I'm pretty much in a self-hate mode right now.

So many things I'm hating bout myself. Felt so worthless and my friend have to PMS on me, making me all the piss off than ever but being a miss nice, i actually tolerated it. Instead of exploding it into her face and screaming all the things I wanna say.

And then I'll look at myself in the mirror and think.

"How useless can you be?"

So I'm kinda in a 'PMS' mode now, even though I'm not.. at least biologically.

Sometimes I keep thinking if only I could relax myself and explode it, be more straight forward then I wouldn't feel so bad from all the burdens inside. But if I explode, I'd feel guilty for the hurt and sadness I caused anyway.

So it's better that I tolerate it right?

I hate to admit it but I'm kinda soft on people I loved.

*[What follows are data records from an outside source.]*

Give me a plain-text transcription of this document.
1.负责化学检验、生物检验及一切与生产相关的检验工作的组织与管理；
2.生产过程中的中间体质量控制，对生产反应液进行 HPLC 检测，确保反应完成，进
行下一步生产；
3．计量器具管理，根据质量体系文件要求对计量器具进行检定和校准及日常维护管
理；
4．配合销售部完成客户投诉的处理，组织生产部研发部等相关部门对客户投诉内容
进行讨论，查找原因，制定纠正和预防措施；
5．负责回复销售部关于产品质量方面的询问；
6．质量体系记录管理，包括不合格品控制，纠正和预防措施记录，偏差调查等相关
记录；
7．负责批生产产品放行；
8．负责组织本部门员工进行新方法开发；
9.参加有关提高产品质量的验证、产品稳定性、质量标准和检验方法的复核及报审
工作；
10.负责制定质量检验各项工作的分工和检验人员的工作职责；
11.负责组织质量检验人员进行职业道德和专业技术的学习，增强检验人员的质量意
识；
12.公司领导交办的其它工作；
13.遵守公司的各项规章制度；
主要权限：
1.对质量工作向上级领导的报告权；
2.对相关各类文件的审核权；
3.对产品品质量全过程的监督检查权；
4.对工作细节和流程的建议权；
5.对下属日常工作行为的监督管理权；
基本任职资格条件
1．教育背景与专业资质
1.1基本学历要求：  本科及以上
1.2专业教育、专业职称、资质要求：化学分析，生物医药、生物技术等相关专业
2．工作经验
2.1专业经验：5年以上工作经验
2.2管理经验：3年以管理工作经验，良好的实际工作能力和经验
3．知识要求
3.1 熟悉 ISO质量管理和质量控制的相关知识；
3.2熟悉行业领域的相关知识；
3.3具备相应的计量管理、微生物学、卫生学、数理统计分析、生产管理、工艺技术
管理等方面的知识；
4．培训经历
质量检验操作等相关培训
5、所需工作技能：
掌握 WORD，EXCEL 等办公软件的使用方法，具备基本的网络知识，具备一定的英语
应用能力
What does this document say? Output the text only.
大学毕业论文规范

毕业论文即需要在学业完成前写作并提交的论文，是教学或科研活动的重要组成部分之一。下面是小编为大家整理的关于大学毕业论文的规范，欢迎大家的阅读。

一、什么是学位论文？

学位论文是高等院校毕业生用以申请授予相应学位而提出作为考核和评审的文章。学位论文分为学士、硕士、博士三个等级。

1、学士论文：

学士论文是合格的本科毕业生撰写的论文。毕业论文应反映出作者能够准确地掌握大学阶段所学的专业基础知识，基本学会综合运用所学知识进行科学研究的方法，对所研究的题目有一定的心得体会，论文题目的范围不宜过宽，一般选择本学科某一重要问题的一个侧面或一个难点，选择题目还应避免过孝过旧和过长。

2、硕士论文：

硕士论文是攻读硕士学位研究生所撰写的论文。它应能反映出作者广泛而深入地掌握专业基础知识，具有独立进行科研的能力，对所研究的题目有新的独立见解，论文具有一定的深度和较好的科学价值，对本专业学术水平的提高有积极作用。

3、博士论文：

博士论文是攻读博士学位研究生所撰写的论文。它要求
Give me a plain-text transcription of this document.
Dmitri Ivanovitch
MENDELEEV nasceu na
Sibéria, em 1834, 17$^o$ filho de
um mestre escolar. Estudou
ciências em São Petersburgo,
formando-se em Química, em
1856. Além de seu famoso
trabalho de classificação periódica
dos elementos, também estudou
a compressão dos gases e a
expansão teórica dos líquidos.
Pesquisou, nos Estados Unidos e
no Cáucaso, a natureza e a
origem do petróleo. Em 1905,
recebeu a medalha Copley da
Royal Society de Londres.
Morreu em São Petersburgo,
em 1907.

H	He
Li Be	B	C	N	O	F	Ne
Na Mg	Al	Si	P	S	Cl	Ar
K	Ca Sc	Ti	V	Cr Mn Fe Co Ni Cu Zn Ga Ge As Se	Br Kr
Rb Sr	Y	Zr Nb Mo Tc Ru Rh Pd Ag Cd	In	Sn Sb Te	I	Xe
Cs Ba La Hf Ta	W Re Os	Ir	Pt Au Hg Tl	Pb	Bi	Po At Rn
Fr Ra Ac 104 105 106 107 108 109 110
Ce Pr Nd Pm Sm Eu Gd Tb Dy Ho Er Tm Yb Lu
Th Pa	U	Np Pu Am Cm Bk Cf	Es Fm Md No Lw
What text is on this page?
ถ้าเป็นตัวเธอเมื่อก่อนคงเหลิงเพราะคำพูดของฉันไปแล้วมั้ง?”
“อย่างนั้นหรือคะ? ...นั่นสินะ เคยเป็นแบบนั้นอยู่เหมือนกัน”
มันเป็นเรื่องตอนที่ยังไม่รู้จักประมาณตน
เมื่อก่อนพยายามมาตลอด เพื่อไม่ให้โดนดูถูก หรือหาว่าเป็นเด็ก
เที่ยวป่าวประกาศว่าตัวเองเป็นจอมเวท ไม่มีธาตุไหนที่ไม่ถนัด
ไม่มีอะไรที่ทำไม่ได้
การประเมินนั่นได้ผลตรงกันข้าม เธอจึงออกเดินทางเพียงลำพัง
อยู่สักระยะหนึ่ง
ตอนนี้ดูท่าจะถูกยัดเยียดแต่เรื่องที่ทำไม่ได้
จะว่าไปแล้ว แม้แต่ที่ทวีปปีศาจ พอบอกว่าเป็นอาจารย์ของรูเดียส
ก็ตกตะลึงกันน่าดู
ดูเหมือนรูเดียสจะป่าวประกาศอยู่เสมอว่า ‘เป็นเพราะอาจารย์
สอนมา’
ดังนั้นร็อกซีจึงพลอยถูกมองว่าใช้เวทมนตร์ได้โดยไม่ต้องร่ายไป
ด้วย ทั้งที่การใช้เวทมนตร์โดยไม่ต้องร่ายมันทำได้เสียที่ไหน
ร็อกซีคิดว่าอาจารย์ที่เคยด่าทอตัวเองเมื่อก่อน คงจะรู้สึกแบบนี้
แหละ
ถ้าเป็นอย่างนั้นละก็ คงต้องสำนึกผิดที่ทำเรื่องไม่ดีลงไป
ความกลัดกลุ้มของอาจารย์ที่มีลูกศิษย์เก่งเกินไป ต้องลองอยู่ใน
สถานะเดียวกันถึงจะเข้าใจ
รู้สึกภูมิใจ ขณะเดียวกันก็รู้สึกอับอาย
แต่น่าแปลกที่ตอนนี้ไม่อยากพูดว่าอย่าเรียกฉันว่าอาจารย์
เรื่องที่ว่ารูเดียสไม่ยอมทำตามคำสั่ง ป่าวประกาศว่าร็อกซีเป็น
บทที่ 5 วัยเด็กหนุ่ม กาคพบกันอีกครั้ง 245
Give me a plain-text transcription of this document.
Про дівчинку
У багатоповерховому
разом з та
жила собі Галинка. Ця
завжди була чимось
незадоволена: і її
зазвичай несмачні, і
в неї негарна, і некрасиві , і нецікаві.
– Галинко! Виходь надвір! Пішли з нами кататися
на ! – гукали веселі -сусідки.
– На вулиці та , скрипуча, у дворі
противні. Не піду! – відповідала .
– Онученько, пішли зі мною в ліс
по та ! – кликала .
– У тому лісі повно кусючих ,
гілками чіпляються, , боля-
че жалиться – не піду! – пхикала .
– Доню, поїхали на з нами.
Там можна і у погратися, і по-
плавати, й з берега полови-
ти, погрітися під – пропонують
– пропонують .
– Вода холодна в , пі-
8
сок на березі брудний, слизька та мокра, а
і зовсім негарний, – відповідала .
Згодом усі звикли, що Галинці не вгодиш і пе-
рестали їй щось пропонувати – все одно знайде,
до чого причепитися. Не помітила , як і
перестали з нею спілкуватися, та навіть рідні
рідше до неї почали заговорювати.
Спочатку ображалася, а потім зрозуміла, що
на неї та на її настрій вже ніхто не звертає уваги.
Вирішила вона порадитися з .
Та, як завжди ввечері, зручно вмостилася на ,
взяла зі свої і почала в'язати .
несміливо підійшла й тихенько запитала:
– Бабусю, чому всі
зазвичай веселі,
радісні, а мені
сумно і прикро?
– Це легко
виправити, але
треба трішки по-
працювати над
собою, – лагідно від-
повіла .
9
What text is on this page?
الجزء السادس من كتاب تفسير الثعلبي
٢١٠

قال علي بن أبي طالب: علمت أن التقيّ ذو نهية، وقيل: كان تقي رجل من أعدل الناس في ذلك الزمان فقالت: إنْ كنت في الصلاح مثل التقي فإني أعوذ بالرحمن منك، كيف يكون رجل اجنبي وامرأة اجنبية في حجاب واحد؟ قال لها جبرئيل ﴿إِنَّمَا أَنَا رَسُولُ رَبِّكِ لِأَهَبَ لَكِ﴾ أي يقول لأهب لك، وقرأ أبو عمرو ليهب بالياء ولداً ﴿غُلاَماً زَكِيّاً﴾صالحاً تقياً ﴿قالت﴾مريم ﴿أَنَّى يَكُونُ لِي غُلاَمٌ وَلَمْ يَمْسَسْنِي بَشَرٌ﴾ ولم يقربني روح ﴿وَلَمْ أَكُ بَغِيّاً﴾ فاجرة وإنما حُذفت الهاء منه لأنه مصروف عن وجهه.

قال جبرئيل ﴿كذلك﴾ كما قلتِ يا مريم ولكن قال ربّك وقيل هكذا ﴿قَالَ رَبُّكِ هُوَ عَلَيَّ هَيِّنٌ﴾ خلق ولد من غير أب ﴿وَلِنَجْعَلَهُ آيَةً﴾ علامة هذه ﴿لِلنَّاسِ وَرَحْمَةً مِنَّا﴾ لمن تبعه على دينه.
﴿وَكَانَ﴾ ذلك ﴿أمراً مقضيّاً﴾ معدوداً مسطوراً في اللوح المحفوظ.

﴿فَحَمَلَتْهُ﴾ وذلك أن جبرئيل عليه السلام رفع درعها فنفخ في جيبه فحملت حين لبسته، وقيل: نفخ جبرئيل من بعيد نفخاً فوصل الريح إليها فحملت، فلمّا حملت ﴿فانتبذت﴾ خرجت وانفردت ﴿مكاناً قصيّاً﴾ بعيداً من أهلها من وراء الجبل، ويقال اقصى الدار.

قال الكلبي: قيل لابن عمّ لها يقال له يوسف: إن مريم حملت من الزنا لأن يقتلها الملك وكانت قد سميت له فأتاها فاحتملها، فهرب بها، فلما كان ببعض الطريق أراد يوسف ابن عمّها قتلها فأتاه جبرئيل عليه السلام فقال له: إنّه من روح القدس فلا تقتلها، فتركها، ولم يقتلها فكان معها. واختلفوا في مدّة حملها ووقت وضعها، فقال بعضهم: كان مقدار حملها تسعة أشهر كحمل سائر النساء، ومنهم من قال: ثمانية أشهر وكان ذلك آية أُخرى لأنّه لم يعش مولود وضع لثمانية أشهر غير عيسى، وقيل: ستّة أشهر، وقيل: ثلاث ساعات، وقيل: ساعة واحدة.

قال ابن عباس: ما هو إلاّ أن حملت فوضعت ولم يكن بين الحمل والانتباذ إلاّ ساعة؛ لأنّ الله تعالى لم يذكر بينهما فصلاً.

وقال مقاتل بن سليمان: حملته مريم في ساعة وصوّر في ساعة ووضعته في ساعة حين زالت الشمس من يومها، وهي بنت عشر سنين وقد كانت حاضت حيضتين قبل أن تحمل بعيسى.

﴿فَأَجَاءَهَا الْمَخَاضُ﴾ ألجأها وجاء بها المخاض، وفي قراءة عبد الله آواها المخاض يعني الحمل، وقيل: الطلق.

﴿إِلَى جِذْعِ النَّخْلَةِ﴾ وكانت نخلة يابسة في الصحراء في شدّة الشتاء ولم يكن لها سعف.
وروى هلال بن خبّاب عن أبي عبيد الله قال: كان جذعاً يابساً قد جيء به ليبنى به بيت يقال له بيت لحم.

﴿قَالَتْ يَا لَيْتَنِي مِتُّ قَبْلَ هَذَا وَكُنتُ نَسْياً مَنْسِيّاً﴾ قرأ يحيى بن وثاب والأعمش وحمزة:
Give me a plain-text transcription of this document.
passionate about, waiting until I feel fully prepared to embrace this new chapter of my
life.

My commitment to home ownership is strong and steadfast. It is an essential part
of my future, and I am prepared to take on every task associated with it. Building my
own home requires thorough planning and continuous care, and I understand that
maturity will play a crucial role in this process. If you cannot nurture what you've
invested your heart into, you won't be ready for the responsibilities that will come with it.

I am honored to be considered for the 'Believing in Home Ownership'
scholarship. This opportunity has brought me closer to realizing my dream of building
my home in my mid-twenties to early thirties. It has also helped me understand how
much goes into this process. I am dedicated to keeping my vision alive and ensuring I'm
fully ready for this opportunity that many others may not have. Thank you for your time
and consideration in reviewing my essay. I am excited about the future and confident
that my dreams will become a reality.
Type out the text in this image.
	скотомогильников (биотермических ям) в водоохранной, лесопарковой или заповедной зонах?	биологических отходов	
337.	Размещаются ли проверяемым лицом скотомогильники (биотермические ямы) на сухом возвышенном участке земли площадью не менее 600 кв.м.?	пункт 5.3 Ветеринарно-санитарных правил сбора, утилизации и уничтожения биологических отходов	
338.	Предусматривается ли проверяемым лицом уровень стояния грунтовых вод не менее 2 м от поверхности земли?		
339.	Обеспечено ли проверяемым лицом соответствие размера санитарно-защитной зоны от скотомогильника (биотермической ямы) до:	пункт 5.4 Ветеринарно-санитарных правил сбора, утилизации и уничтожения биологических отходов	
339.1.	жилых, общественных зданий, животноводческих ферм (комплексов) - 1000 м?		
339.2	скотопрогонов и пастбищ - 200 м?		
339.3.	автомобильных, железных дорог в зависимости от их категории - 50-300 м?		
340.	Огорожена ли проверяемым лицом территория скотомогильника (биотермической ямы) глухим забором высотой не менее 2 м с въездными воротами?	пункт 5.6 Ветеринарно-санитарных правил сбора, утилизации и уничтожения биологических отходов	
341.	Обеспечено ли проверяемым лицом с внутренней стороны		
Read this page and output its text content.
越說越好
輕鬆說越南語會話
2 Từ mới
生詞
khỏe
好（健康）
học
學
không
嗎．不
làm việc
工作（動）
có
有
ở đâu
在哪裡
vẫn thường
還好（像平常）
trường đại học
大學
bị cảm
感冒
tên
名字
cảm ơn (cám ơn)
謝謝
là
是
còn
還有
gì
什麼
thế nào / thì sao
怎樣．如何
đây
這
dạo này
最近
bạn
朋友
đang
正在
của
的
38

Friends and family.

Unless they're like that pervert simon. Then you know what happens.


Heard from Iris that the peeps are looking for me. For an outing; a game; a meal. But I'm always nowhere to be seen, not because I don't know but because I'm in sucha anti-social mood. My secondary classmates too. Called me out for game/celebration and I rather faced the four walls myself. Poly mates too. Everyone too.

I'm feeling so stressed, for the loss of relaxation. Alone.

Actually I would be cheered up if someone would accompany me to fly a kite; get a meal at pitstop; a trip to St John's Island and maybe.. a game of pool.

But it seems like everyone's busy too. Or ain't interested.

Sigh.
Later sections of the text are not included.